Guide offers tips on cultural issues, health concerns
Fawzia Rasheed de Francisco, who has advised 16 governments and the United Nations on health policy, started travelling with her younger son when he was two weeks old. Her older son celebrated his first birthday on his fifth continent.
Now she’s offering the wisdom she accumulated during all those travels with her children to the rest of us in a new book called The Rough Guide To Travel With Babies & Young Children (Rough Guides).
The book includes a variety of tips, including coping with road trips and plane travel; health concerns; entertaining kids on the road; and cultural issues. For example, the writer notes that in India, “get your children to apologize profusely if they inadvertently touch someone with their shoes, as this is considered especially offensive.” In Thailand, “kids who make light of inconveniences are thought to be especially well brought up.” And remember that “patting children on the head is considered disrespectful in many countries.”

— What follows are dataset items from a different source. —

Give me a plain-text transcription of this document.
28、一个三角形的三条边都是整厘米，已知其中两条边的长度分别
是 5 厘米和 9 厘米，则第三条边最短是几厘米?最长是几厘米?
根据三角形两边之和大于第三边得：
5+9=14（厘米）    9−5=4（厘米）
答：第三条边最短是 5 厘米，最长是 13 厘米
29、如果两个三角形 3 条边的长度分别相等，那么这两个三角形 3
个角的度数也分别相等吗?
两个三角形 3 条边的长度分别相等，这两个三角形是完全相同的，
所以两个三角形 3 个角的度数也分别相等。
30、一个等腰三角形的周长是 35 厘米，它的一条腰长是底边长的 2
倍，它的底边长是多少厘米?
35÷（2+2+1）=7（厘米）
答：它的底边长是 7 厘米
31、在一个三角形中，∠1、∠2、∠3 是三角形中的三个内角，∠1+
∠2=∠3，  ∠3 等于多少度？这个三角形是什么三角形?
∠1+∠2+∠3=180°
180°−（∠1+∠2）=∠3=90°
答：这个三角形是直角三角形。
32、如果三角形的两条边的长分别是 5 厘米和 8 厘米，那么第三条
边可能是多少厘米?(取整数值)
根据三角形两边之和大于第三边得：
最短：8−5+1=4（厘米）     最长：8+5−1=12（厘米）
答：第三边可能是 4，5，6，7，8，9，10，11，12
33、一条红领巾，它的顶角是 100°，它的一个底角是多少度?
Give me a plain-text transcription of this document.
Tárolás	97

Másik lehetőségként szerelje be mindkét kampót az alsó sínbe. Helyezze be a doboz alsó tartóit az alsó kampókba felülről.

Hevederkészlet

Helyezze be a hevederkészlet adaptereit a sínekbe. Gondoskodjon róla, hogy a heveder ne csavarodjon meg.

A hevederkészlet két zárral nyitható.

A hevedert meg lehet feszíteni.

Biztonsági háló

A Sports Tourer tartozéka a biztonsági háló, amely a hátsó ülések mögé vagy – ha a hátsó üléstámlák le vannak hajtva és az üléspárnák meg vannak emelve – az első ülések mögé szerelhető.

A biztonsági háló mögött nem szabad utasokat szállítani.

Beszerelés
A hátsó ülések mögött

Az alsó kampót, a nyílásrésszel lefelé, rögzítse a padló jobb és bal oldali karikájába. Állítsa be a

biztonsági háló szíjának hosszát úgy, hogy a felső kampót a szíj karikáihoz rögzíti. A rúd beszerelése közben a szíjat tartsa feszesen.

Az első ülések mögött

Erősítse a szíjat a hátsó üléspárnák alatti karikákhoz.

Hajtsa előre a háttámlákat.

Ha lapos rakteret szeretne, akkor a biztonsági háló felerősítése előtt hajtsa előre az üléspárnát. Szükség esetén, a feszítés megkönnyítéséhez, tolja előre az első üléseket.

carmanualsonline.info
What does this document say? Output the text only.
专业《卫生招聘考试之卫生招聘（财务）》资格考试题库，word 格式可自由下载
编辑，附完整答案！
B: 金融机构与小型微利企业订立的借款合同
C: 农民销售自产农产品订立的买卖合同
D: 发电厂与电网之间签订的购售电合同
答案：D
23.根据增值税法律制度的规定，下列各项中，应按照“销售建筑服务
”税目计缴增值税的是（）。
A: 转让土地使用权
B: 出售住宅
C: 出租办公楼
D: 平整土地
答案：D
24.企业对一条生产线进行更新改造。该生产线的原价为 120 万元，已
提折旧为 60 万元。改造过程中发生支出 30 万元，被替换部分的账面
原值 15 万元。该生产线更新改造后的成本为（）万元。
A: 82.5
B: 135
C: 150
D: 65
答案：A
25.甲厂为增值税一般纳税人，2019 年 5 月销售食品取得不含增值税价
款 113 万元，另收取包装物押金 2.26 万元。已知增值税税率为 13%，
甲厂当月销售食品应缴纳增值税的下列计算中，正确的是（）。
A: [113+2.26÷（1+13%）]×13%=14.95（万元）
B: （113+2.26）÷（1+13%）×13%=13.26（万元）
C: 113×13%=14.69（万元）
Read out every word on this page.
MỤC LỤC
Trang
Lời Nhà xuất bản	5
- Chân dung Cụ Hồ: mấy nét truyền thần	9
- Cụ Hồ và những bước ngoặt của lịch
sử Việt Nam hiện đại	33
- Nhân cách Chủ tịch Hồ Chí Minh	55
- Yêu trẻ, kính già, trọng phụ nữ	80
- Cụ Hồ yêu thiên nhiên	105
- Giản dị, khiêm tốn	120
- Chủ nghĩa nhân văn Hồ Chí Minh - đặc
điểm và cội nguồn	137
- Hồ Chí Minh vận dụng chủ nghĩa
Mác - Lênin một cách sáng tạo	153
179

If you’re travelling somewhere with a risk of encountering mosquitoes with malaria, the author recommends using DEET, a powerful insect repellent; and if you’re looking to avoid tummy bugs in countries with questionable sanitation standards, steer clear of buffets, eat at busy places where the turnover of food is fast, don’t eat sliced fruit from street stalls, check that bottles and cans are unopened before you let kids sip, and use a straw or wipe the rim.
Ideas for souvenirs include buying a postcard at each destination and letting kids note a single memory on the back, along with their date and age; keeping mementoes in a “travel box” at home; or even keeping a journal in which kids might ask people they meet to write something in the local language or sign their name if the alphabet is different.
The guide is available on Amazon.ca for $16.05.